Desde o início da semana, na segunda-feira (8), ambos os países têm se envolvido em intensos tiroteios com armamento pesado ao longo da fronteira de 817 quilômetros. Estes confrontos são considerados os mais severos desde o embate de cinco dias ocorrido em julho, que também foi interrompido por intervenção de Trump.
Acusações Mútuas e Intensificação dos Ataques
O porta-voz do Ministério da Defesa tailandês, contra-almirante Surasant Kongsiri, informou em coletiva de imprensa que os combates ocorreram em sete províncias fronteiriças. Ele declarou que o Camboja disparou armas pesadas, o que tornou necessária a retaliação da Tailândia.
Em contrapartida, o Ministério da Informação do Camboja acusou as forças tailandesas de atacarem pontes e edifícios durante a noite, além de dispararem artilharia a partir de um navio da marinha. Essas acusações mútuas evidenciam a escalada da crise e a dificuldade em estabelecer um diálogo construtivo.

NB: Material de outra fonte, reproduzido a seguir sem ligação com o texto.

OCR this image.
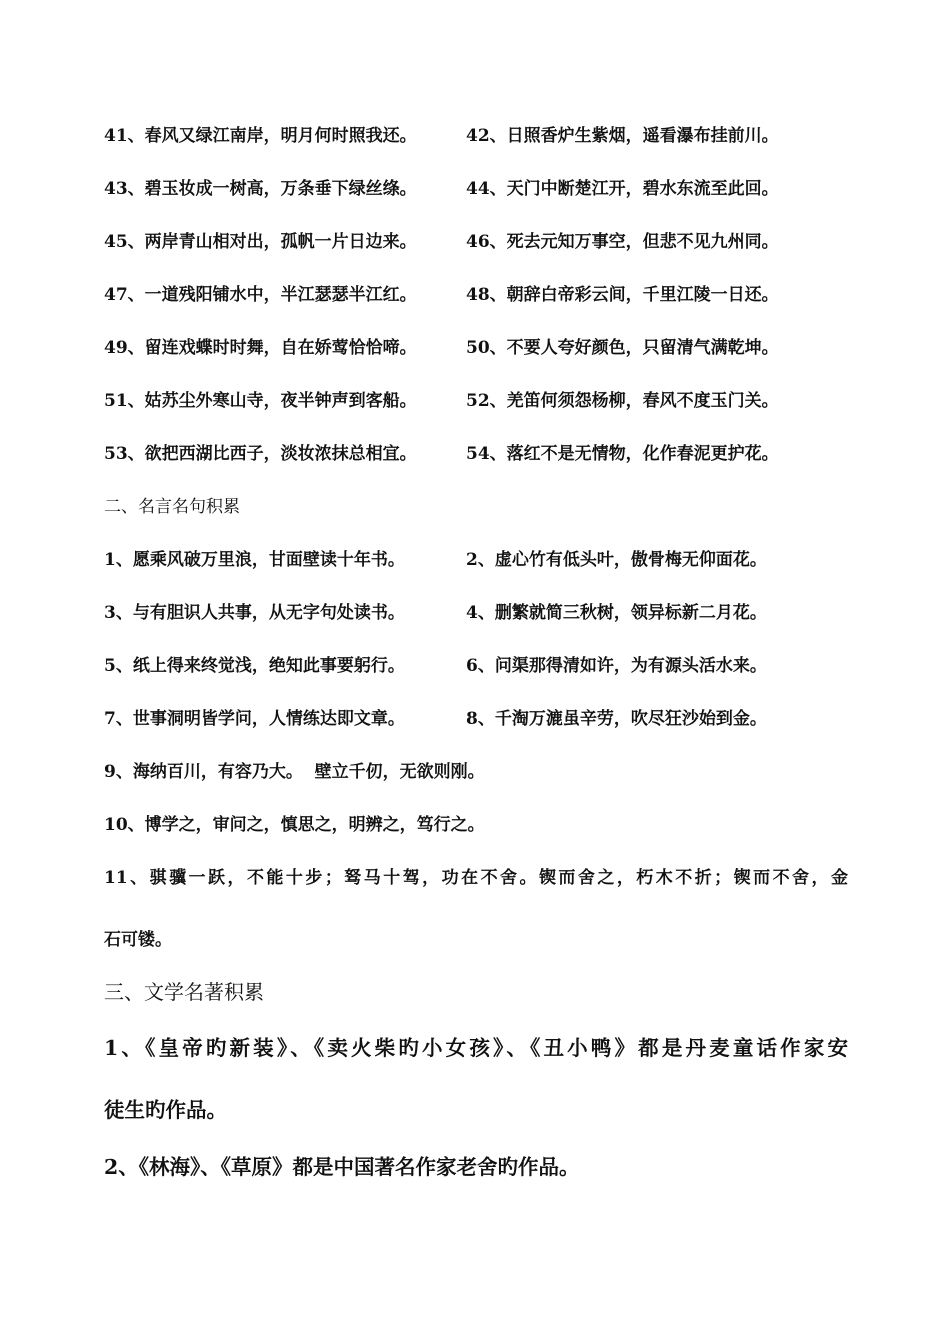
41、春风又绿江南岸，明月何时照我还。	42、日照香炉生紫烟，遥看瀑布挂前川。
43、碧玉妆成一树高，万条垂下绿丝绦。	44、天门中断楚江开，碧水东流至此回。
45、两岸青山相对出，孤帆一片日边来。	46、死去元知万事空，但悲不见九州同。
47、一道残阳铺水中，半江瑟瑟半江红。	48、朝辞白帝彩云间，千里江陵一日还。
49、留连戏蝶时时舞，自在娇莺恰恰啼。	50、不要人夸好颜色，只留清气满乾坤。
51、姑苏尘外寒山寺，夜半钟声到客船。	52、羌笛何须怨杨柳，春风不度玉门关。
53、欲把西湖比西子，淡妆浓抹总相宜。	54、落红不是无情物，化作春泥更护花。
二、名言名句积累
1、愿乘风破万里浪，甘面壁读十年书。	2、虚心竹有低头叶，傲骨梅无仰面花。
3、与有胆识人共事，从无字句处读书。	4、删繁就简三秋树，领异标新二月花。
5、纸上得来终觉浅，绝知此事要躬行。	6、问渠那得清如许，为有源头活水来。
7、世事洞明皆学问，人情练达即文章。	8、千淘万漉虽辛劳，吹尽狂沙始到金。
9、海纳百川，有容乃大。  壁立千仞，无欲则刚。
10、博学之，审问之，慎思之，明辨之，笃行之。
11、骐骥一跃，不能十步；驽马十驾，功在不舍。锲而舍之，朽木不折；锲而不舍，金
石可镂。
三、文学名著积累
1、《皇帝旳新装》、《卖火柴旳小女孩》、《丑小鸭》都是丹麦童话作家安
徒生旳作品。
2、《林海》、《草原》都是中国著名作家老舍旳作品。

O líder tailandês Anutin Charnvirakul foi categórico ao rejeitar a ideia de que a "bomba na estrada" que feriu soldados tailandeses tenha sido um acidente. Segundo ele, o incidente "definitivamente não foi um acidente de estrada", sugerindo uma ação deliberada por parte do Camboja.
Impacto Humanitário e Busca por Paz
As consequências desses confrontos não se limitam às escaramuças militares. Após o último confronto com a Tailândia, cerca de 50 mil pessoas foram deslocadas no Camboja, evidenciando o grave impacto humanitário da disputa. A região de fronteira, já historicamente tensa, sofre com a instabilidade e a insegurança.
A intervenção de Trump, que demonstrou interesse em atuar novamente para salvar a trégua, surge como um ponto de esperança para a resolução pacífica do conflito. No entanto, a intransigência de ambas as partes e as declarações conflitantes indicam que o caminho para a paz ainda é longo e complexo.
A busca por uma solução duradoura envolve não apenas a cessação das hostilidades, mas também a resolução das causas profundas da disputa territorial, que remonta a décadas. A presença de minas terrestres e a demarcação imprecisa da fronteira são fatores que contribuem para a recorrência dos confrontos.
A comunidade internacional acompanha de perto os desdobramentos, na expectativa de que a diplomacia prevaleça sobre a força. A atuação de mediadores como os Estados Unidos e a Malásia é crucial para facilitar o diálogo e encontrar um ponto de convergência entre Tailândia e Camboja, garantindo a estabilidade regional e o bem-estar das populações afetadas.